Plaintiff failed to make the requisite "strong showing of necessity" for disclosure of the individual defendants’ tax returns. Contrary to plaintiff's position, the existence of viable veil-piercing and fraudulent conveyance claims does not, standing alone, justify disclosure of an individual's personal tax returns (see Samsung Am., Inc. v. Yugoslav–Korean Consulting & Trading Co., 199 A.D.2d 48, 48, 604 N.Y.S.2d 112 [1st Dept. 1993] ). Plaintiff does not identify any information contained in the tax returns that is not available from other sources (cf. Holme v.

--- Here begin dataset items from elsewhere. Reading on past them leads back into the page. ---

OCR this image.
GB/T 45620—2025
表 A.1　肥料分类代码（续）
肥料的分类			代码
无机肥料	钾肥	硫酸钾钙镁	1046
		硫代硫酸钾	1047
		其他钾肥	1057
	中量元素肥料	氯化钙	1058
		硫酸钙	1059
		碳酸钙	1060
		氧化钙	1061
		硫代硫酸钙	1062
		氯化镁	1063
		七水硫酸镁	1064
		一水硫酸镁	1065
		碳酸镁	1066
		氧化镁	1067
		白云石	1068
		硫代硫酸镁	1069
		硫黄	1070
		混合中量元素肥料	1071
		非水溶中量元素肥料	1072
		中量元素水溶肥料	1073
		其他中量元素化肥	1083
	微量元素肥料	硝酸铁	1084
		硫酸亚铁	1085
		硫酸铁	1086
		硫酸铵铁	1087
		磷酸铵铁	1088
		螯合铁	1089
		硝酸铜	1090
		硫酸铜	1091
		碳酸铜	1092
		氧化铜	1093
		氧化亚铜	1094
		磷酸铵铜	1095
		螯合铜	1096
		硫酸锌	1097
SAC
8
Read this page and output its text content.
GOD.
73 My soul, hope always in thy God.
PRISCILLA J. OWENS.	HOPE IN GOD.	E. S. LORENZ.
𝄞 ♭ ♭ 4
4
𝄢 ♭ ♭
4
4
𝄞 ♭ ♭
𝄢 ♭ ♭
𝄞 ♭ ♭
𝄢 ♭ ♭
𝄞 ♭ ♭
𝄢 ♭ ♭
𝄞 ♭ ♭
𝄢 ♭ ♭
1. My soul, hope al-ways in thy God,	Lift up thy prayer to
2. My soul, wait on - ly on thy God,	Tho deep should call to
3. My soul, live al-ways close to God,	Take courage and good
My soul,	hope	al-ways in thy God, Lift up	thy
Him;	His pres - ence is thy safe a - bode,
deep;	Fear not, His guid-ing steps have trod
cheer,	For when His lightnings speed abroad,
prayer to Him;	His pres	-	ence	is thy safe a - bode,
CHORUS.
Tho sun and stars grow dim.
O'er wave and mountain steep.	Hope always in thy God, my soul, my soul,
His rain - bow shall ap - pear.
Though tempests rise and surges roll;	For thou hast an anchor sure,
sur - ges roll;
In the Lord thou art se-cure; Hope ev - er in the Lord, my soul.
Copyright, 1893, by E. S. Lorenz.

Global Mins. & Metals Corp., 90 A.D.3d 423, 423–424, 934 N.Y.S.2d 30 [1st Dept. 2011] ).
Plaintiff failed to establish that the individual defendants’ personal audit and financial planning documents were material and necessary to the prosecution of its claims, inasmuch as these are not the types of documents generally used to analyze veil-piercing or fraudulent conveyance claims.
Plaintiff also did not show that the individual defendants’ investment and bank account statements were material and necessary to the prosecution of their claims. Information concerning transfers of funds from Serenity to the individual defendants is best gleaned from Serenity's own investment and bank account statements, which are undisputedly subject to disclosure. It is the initial transfer of funds from Serenity to the individual defendants that shows intent to defraud creditors, not the actions taken by the individual defendants after they received those funds. Plaintiff articulates no substantial need to trace Serenity's funds after they were transferred to the individual defendants.
Finally, as to the interrogatories seeking the identification of trusts with which the individual defendants are affiliated, such information is relevant to this action only with respect to trusts that have engaged in transactions with Serenity. Accordingly, we so limit the scope of defendants’ required response to the interrogatories.